In February 2014, InfoGroup sued Gupta for improperly recruiting its employees and accessing its computer secrets.

In April 2020, Infogroup was awarded US$21.2 million in a copyright case against Gupta, after he was accused to have misused intellectual property and falsely implied that he was still affiliated with the company. The case was appealed and Gupta reached an out of court settlement without admitting any wrongdoing.

== Personal life ==
Gupta is married to Laurel Gupta. He has three sons: Jess, Benjamin, and Alexander, with his first wife, Bonnie Gupta, and one stepson from his marriage to Laurel Gupta.

In the late 2000s, Gupta's son Benjamin Kane Gupta was hired by the State Department as an intern during Hillary Clinton's term as Secretary of State.
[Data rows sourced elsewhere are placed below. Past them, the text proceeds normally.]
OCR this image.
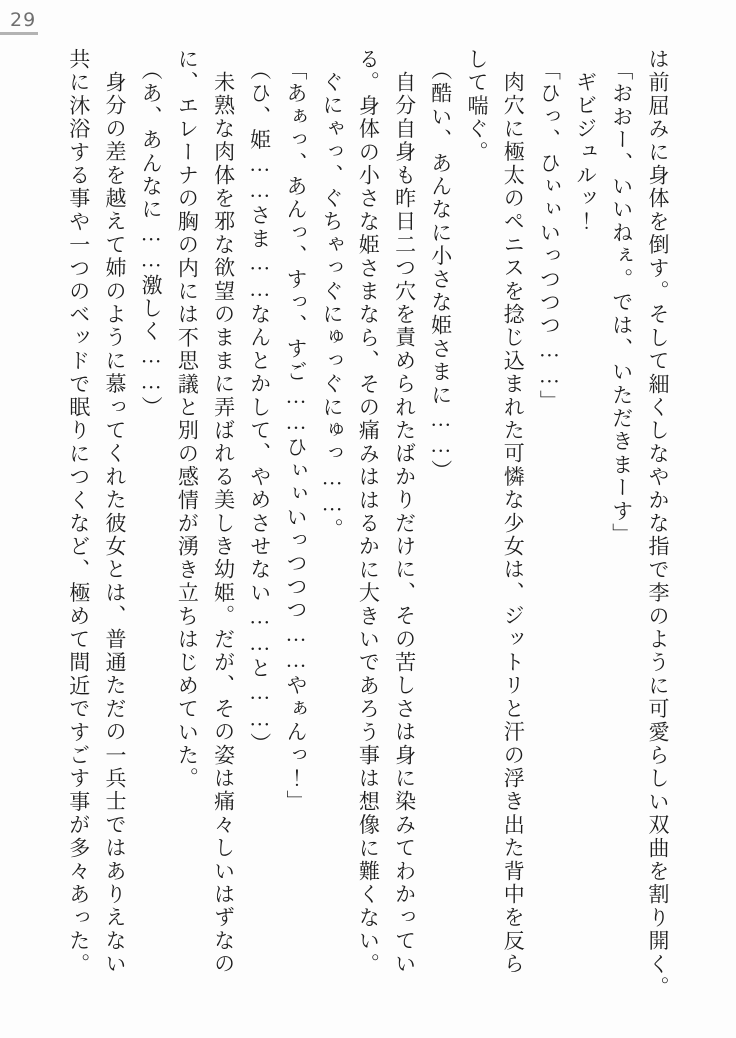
29

は前屈みに身体を倒す。そして細くしなやかな指で李のように可愛らしい双曲を割り開く。

「おおー、いいねぇ。では、いただきまーす」

ギビジュルッ！

「ひっ、ひぃぃいっつつつ……」

肉穴に極太のペニスを捻じ込まれた可憐な少女は、ジットリと汗の浮き出た背中を反ら

して喘ぐ。

（酷い、あんなに小さな姫さまに……）

自分自身も昨日二つ穴を責められたばかりだけに、その苦しさは身に染みてわかってい

る。身体の小さな姫さまなら、その痛みははるかに大きいであろう事は想像に難くない。

ぐにゃっ、ぐちゃっぐにゅっぐにゅっ……。

「あぁっ、あんっ、すっ、すご……ひぃぃいっつつつ……やぁんっ！」

（ひ、姫……さま……なんとかして、やめさせない……と……）

未熟な肉体を邪な欲望のままに弄ばれる美しき幼姫。だが、その姿は痛々しいはずなの

に、エレーナの胸の内には不思議と別の感情が湧き立ちはじめていた。

（あ、あんなに……激しく……）

身分の差を越えて姉のように慕ってくれた彼女とは、普通ただの一兵士ではありえない

共に沐浴する事や一つのベッドで眠りにつくなど、極めて間近ですごす事が多々あった。
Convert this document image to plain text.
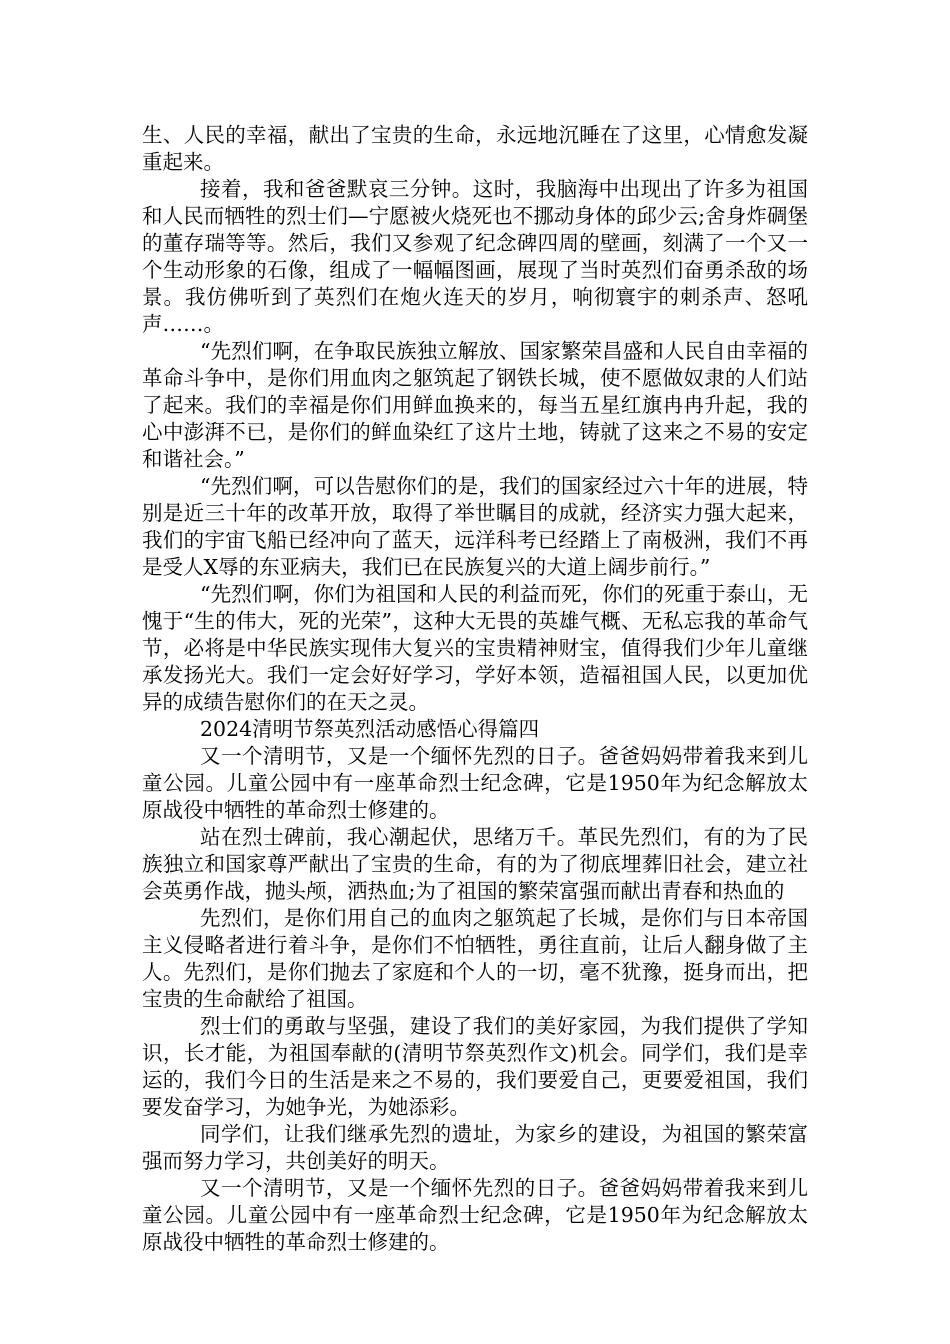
生、人民的幸福，献出了宝贵的生命，永远地沉睡在了这里，心情愈发凝重起来。

接着，我和爸爸默哀三分钟。这时，我脑海中出现出了许多为祖国和人民而牺牲的烈士们—宁愿被火烧死也不挪动身体的邱少云;舍身炸碉堡的董存瑞等等。然后，我们又参观了纪念碑四周的壁画，刻满了一个又一个生动形象的石像，组成了一幅幅图画，展现了当时英烈们奋勇杀敌的场景。我仿佛听到了英烈们在炮火连天的岁月，响彻寰宇的刺杀声、怒吼声……。

“先烈们啊，在争取民族独立解放、国家繁荣昌盛和人民自由幸福的革命斗争中，是你们用血肉之躯筑起了钢铁长城，使不愿做奴隶的人们站了起来。我们的幸福是你们用鲜血换来的，每当五星红旗冉冉升起，我的心中澎湃不已，是你们的鲜血染红了这片土地，铸就了这来之不易的安定和谐社会。”

“先烈们啊，可以告慰你们的是，我们的国家经过六十年的进展，特别是近三十年的改革开放，取得了举世瞩目的成就，经济实力强大起来，我们的宇宙飞船已经冲向了蓝天，远洋科考已经踏上了南极洲，我们不再是受人X辱的东亚病夫，我们已在民族复兴的大道上阔步前行。”

“先烈们啊，你们为祖国和人民的利益而死，你们的死重于泰山，无愧于“生的伟大，死的光荣”，这种大无畏的英雄气概、无私忘我的革命气节，必将是中华民族实现伟大复兴的宝贵精神财宝，值得我们少年儿童继承发扬光大。我们一定会好好学习，学好本领，造福祖国人民，以更加优异的成绩告慰你们的在天之灵。

2024清明节祭英烈活动感悟心得篇四

又一个清明节，又是一个缅怀先烈的日子。爸爸妈妈带着我来到儿童公园。儿童公园中有一座革命烈士纪念碑，它是1950年为纪念解放太原战役中牺牲的革命烈士修建的。

站在烈士碑前，我心潮起伏，思绪万千。革民先烈们，有的为了民族独立和国家尊严献出了宝贵的生命，有的为了彻底埋葬旧社会，建立社会英勇作战，抛头颅，洒热血;为了祖国的繁荣富强而献出青春和热血的

先烈们，是你们用自己的血肉之躯筑起了长城，是你们与日本帝国主义侵略者进行着斗争，是你们不怕牺牲，勇往直前，让后人翻身做了主人。先烈们，是你们抛去了家庭和个人的一切，毫不犹豫，挺身而出，把宝贵的生命献给了祖国。

烈士们的勇敢与坚强，建设了我们的美好家园，为我们提供了学知识，长才能，为祖国奉献的(清明节祭英烈作文)机会。同学们，我们是幸运的，我们今日的生活是来之不易的，我们要爱自己，更要爱祖国，我们要发奋学习，为她争光，为她添彩。

同学们，让我们继承先烈的遗址，为家乡的建设，为祖国的繁荣富强而努力学习，共创美好的明天。

又一个清明节，又是一个缅怀先烈的日子。爸爸妈妈带着我来到儿童公园。儿童公园中有一座革命烈士纪念碑，它是1950年为纪念解放太原战役中牺牲的革命烈士修建的。
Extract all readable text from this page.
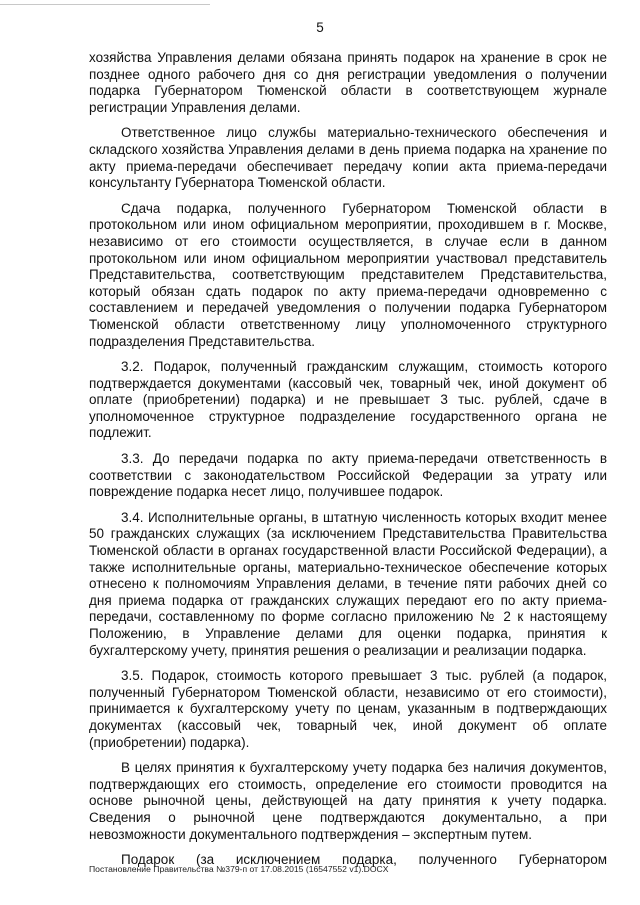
5

хозяйства Управления делами обязана принять подарок на хранение в срок не позднее одного рабочего дня со дня регистрации уведомления о получении подарка Губернатором Тюменской области в соответствующем журнале регистрации Управления делами.

Ответственное лицо службы материально-технического обеспечения и складского хозяйства Управления делами в день приема подарка на хранение по акту приема-передачи обеспечивает передачу копии акта приема-передачи консультанту Губернатора Тюменской области.

Сдача подарка, полученного Губернатором Тюменской области в протокольном или ином официальном мероприятии, проходившем в г. Москве, независимо от его стоимости осуществляется, в случае если в данном протокольном или ином официальном мероприятии участвовал представитель Представительства, соответствующим представителем Представительства, который обязан сдать подарок по акту приема-передачи одновременно с составлением и передачей уведомления о получении подарка Губернатором Тюменской области ответственному лицу уполномоченного структурного подразделения Представительства.

3.2. Подарок, полученный гражданским служащим, стоимость которого подтверждается документами (кассовый чек, товарный чек, иной документ об оплате (приобретении) подарка) и не превышает 3 тыс. рублей, сдаче в уполномоченное структурное подразделение государственного органа не подлежит.

3.3. До передачи подарка по акту приема-передачи ответственность в соответствии с законодательством Российской Федерации за утрату или повреждение подарка несет лицо, получившее подарок.

3.4. Исполнительные органы, в штатную численность которых входит менее 50 гражданских служащих (за исключением Представительства Правительства Тюменской области в органах государственной власти Российской Федерации), а также исполнительные органы, материально-техническое обеспечение которых отнесено к полномочиям Управления делами, в течение пяти рабочих дней со дня приема подарка от гражданских служащих передают его по акту приема-передачи, составленному по форме согласно приложению № 2 к настоящему Положению, в Управление делами для оценки подарка, принятия к бухгалтерскому учету, принятия решения о реализации и реализации подарка.

3.5. Подарок, стоимость которого превышает 3 тыс. рублей (а подарок, полученный Губернатором Тюменской области, независимо от его стоимости), принимается к бухгалтерскому учету по ценам, указанным в подтверждающих документах (кассовый чек, товарный чек, иной документ об оплате (приобретении) подарка).

В целях принятия к бухгалтерскому учету подарка без наличия документов, подтверждающих его стоимость, определение его стоимости проводится на основе рыночной цены, действующей на дату принятия к учету подарка. Сведения о рыночной цене подтверждаются документально, а при невозможности документального подтверждения – экспертным путем.

Подарок (за исключением подарка, полученного Губернатором

Постановление Правительства №379-п от 17.08.2015 (16547552 v1).DOCX
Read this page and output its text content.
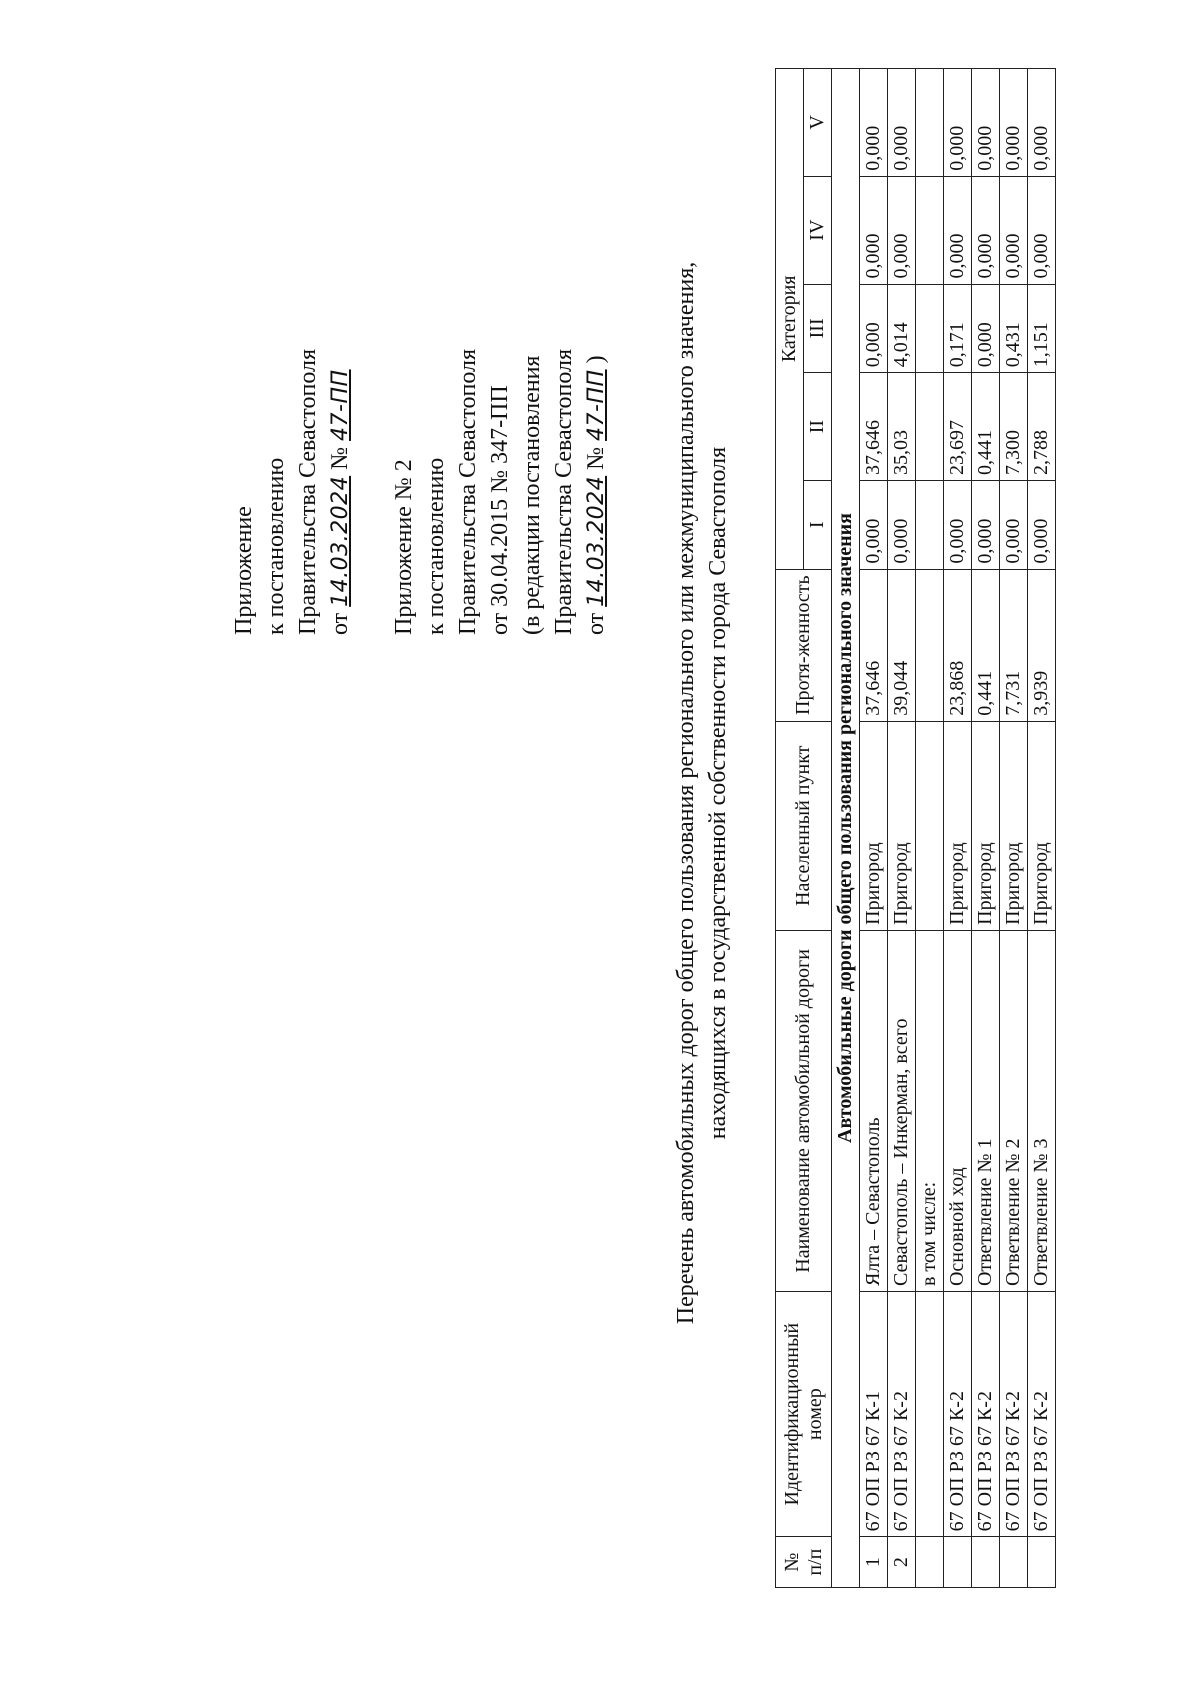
Приложение к постановлению Правительства Севастополя от 14.03.2024 № 47-ПП
Приложение № 2 к постановлению Правительства Севастополя от 30.04.2015 № 347-ПП (в редакции постановления Правительства Севастополя от 14.03.2024 № 47-ПП )	Перечень автомобильных дорог общего пользования регионального или межмуниципального значения, находящихся в государственной собственности города Севастополя
№ п/п	Идентификационный номер	Наименование автомобильной дороги	Населенный пункт	Протя-женность	Категория				
					I	II	III	IV	V
Автомобильные дороги общего пользования регионального значения									
1	67 ОП РЗ 67 К-1	Ялта – Севастополь	Пригород	37,646	0,000	37,646	0,000	0,000	0,000
2	67 ОП РЗ 67 К-2	Севастополь – Инкерман, всего	Пригород	39,044	0,000	35,03	4,014	0,000	0,000
		в том числе:							
	67 ОП РЗ 67 К-2	Основной ход	Пригород	23,868	0,000	23,697	0,171	0,000	0,000
	67 ОП РЗ 67 К-2	Ответвление № 1	Пригород	0,441	0,000	0,441	0,000	0,000	0,000
	67 ОП РЗ 67 К-2	Ответвление № 2	Пригород	7,731	0,000	7,300	0,431	0,000	0,000
	67 ОП РЗ 67 К-2	Ответвление № 3	Пригород	3,939	0,000	2,788	1,151	0,000	0,000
Benjamin Gupta was 28 years old when he died due to complications resulting from an accidental "acute mixed drug intoxication" consisting of oxycodone and alcohol. At a memorial service attended by both Hillary and Bill Clinton, Hillary Clinton noted that Ben "really showed us what a life well-lived would look like," while Bill stated that "some people live four times as long and don't do as much good."